IPS: What do you expect to find, and how will the research be undertaken? Does this involve talking to communities around the world, including indigenous communities?
UP: We are going to find a way to integrate and provide a coherent picture around the different understandings about values. This is of critical importance because otherwise the scientific community will continue talking about values but each community will understand that in a different way.
If we don’t have coherence, we are not going to be able to move forward and to design policies that respect those different ways of valuing nature.
We will [also] find the connections that have not been explicitly addressed by the scientific community about how values explicitly or implicitly affect decision making with regards to nature be it through policy, consumption choices by consumers, production means by producers… that is, connecting values with governance and human behaviour.
Those values are dynamic, they change over time…Those can affect policies and goals of society and individuals and therefore change how we use nature or how we connect to issues such as climate change and land degradation.
What we are going to try to portray as well is how the future of humankind, of different societies’ institutions and governments, would have to be transformed with regard to the values and how we put them in practice in changing people’s behaviour towards more sustainable and just futures.
We need to build the capacity of the scientific community and the public at large to connect our diversity of values and the sustainability challenges of humankind.

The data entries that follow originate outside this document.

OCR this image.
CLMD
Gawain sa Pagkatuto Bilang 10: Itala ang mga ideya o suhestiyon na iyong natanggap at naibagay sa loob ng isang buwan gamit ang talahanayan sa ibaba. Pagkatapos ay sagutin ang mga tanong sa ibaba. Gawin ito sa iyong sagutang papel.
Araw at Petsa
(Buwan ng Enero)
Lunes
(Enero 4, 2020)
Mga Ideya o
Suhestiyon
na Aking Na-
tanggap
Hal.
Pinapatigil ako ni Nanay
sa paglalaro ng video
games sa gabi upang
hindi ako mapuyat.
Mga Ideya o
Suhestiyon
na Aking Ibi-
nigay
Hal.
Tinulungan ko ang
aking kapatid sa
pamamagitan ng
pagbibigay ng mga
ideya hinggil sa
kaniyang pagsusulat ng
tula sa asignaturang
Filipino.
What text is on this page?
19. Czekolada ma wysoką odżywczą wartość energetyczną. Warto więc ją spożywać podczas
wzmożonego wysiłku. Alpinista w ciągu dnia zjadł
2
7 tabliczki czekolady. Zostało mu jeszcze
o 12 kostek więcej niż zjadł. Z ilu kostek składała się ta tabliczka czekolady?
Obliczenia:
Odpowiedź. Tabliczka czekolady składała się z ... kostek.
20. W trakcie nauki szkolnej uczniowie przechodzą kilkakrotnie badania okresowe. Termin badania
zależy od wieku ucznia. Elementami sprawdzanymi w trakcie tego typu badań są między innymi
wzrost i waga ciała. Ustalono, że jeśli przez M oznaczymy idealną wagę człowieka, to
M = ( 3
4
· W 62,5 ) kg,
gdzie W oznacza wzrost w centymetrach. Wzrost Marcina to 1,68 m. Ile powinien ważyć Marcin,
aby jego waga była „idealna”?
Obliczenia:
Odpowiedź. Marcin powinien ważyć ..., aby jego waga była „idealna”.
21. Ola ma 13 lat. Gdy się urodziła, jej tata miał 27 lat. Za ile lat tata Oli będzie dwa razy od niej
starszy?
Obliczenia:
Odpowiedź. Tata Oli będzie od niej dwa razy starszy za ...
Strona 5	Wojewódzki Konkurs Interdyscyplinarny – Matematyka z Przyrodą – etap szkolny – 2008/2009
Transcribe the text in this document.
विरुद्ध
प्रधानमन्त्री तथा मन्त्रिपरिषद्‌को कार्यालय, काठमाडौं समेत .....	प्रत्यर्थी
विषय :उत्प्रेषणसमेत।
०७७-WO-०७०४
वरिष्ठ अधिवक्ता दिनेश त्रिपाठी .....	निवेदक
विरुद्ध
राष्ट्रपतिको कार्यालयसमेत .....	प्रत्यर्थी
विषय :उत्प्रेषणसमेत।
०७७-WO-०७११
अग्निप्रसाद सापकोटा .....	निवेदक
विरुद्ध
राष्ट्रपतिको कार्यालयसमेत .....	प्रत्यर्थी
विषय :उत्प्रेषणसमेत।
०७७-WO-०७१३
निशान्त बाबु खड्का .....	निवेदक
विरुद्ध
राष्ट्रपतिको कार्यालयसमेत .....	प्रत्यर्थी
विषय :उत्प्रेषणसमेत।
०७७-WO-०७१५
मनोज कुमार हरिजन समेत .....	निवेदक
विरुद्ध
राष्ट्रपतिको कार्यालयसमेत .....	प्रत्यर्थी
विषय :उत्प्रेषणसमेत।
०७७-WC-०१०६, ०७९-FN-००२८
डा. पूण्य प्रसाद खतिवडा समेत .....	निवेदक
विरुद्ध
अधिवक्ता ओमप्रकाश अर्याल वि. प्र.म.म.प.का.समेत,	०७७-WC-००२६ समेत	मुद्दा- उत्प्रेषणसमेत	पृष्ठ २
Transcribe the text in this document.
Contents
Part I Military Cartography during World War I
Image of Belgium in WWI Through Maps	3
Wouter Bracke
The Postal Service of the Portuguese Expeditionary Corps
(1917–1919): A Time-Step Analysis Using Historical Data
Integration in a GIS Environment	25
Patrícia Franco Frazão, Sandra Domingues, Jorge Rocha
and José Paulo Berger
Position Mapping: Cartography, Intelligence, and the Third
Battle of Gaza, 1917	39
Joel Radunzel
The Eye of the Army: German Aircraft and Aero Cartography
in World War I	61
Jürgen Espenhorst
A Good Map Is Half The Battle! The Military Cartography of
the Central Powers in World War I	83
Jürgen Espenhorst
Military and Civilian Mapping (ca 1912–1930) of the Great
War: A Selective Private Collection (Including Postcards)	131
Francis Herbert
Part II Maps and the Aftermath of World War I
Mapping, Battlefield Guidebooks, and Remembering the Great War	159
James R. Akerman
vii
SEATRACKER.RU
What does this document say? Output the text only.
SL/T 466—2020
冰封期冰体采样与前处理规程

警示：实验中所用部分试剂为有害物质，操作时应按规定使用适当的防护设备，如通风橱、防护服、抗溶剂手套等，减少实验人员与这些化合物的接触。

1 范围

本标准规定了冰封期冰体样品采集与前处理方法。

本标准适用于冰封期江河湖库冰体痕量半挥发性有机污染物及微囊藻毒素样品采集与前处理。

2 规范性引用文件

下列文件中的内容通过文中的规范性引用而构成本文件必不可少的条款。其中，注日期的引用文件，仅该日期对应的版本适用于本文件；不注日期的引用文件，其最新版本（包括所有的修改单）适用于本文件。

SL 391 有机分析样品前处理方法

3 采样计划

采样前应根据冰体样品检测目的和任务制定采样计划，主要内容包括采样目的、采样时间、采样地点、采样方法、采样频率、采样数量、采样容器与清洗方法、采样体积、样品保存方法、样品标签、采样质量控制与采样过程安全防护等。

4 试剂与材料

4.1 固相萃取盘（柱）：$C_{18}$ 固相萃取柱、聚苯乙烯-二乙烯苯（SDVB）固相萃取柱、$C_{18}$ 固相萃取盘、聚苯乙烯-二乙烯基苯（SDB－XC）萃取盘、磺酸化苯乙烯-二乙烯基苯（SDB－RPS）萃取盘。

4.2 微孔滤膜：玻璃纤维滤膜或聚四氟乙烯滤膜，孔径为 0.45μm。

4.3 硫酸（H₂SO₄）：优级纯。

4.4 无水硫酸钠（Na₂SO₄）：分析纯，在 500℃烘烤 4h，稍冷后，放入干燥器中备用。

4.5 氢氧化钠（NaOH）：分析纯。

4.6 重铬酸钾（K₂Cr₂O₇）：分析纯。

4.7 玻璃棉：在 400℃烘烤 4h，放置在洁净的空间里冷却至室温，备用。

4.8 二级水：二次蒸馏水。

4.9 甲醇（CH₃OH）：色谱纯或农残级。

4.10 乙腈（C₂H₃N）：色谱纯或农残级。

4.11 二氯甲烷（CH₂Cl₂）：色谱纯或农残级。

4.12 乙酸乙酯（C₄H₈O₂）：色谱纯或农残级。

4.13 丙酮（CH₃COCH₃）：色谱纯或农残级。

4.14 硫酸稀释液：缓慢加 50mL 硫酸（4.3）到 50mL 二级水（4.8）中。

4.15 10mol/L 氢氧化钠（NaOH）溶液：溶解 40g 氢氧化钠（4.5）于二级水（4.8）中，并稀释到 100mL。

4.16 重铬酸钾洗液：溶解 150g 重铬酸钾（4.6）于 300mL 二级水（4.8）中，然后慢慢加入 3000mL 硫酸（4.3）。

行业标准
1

Another knowledge system which is at the heart of IPBES is that of indigenous and local communities. It is very important to understand how they perceive and relate with nature. Their approach to connecting to nature is fundamentally different from many Western societies. We know that much of the biodiversity that underpins the health of the planet is taken care of and managed by indigenous communities.
It is critical to bring their perspectives, knowledge systems, and values into the assessment.
This is a big challenge on how to bridge both the scientific and the indigenous knowledge systems and bring them in a way that both are recognised as being vital for understanding the role of values in society and how this can impact the future of the planet.
Q: How could the international community use this assessment once completed?
UP: This could be a resource for many years to come. I hope that it will clarify the different types of values that exist in society so that different perspectives on values are recognised and accepted as being legitimate.
As scientists, we provide information and knowledge about how nature and human well-being are connected. We should take into consideration that there are different pathways and different perspectives on those connections because there are different ways of relating to nature. Such diversity is important to be respected and nurtured in the quest for sustainability.
That’s a call for the scientific community whenever we do assessments or systemise knowledge to connect the state of the planet in terms of its various environmental dimensions from climate change to land degradation to biodiversity loss…when they try to connect this to human beings, the vector that connects them are values.
We hope that policymakers or decision makers can make better decisions in the quest for sustainability by taking into account these different, legitimate perspectives on the values of and about nature.